Müßige Diskussionen um die Zumutbarkeit von Arbeit heben die Trägheit, was längst nötige Veränderungen anbelangt, auf die nächste Stufe des politischen Stillstandes. Gern bemüht man das Toilettenputzen oder auch das Entsorgen von Müll, um klarzustellen: „alles ist zumutbar“. Der Ansatz dieser kläglichen Argumentation müsste meiner Meinung nach aber wo anders beginnen. Und zwar nicht im klassischen Feudalismus, wo das Hofpersonal dem Kaiser den Hintern abwischt.

Ist es wirklich nötig, Menschen in Beschäftigungsverhältnisse zu stecken, die jede einzelne Person selbst erledigen kann und vielleicht auch sollte? Beim Beispiel des Toilettengangs bleibend: kann nicht jeder Einzelne nach seinem Geschäft Spuren des selbigen beseitigen? Ist Das zumutbar? Ja, es ist.
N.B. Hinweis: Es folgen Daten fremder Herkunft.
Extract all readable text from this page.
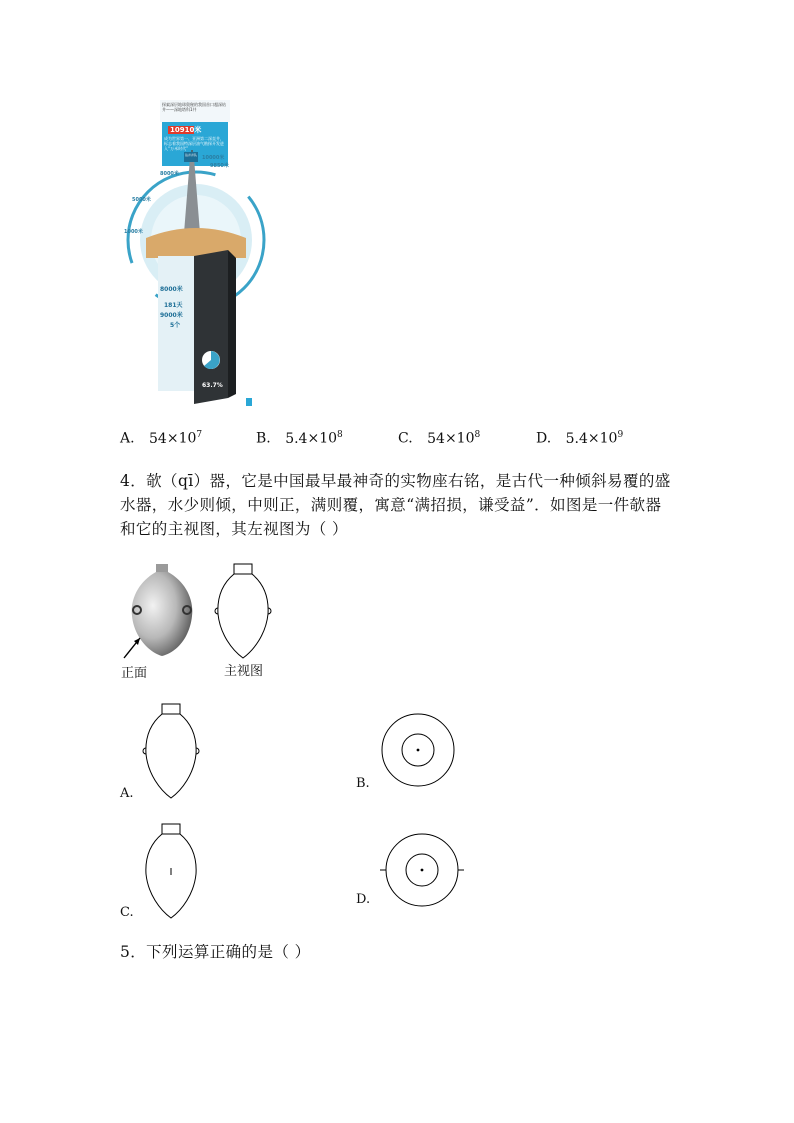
探索深层地球奥秘的我国首口超深钻井——深地塔科1井
10910米
成为世界第一、亚洲第二深直井，标志着我国特深层油气勘探开发进入“万米时代”
钻井井队 10000米
9850米
8000米
5000米
1000米
8000米
181天
9000米
5个
63.7%
A. $54\times 10^7$	B. $5.4\times 10^8$	C. $54\times 10^8$	D. $5.4\times 10^9$
4．欹（qī）器，它是中国最早最神奇的实物座右铭，是古代一种倾斜易覆的盛
水器，水少则倾，中则正，满则覆，寓意“满招损，谦受益”．如图是一件欹器
和它的主视图，其左视图为（ ）
正面	主视图
A.
B.
C.
D.
5．下列运算正确的是（ ）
Die Zukunft der Arbeit sollte dahingehend Gehör finden, dass die Menschen „klassische“ Beschäftigung wählen, wenn sie diese wünschen und jene, die einer anderen nachgehen möchten das auch können und dafür eben auch Anerkennung bekommen. Ein gutes Beispiel dafür sind die so noch genannten „ehrenamtlichen“ Tätigkeiten, die unbezahlt und oft genug unbezahlbar sind. Die Menschen wählen aus eigenen Stücken ihr Einsatzgebiet – oft genug gerade, weil es ihnen Spaß bereitet, dieses oder jenes zu tun. Spaß am Einsatz – oft genug unentgeltlich. Geben wir ihnen etwas dafür; nicht nur warme Worte und einen Händedruck. Anerkennen wir es als Arbeit.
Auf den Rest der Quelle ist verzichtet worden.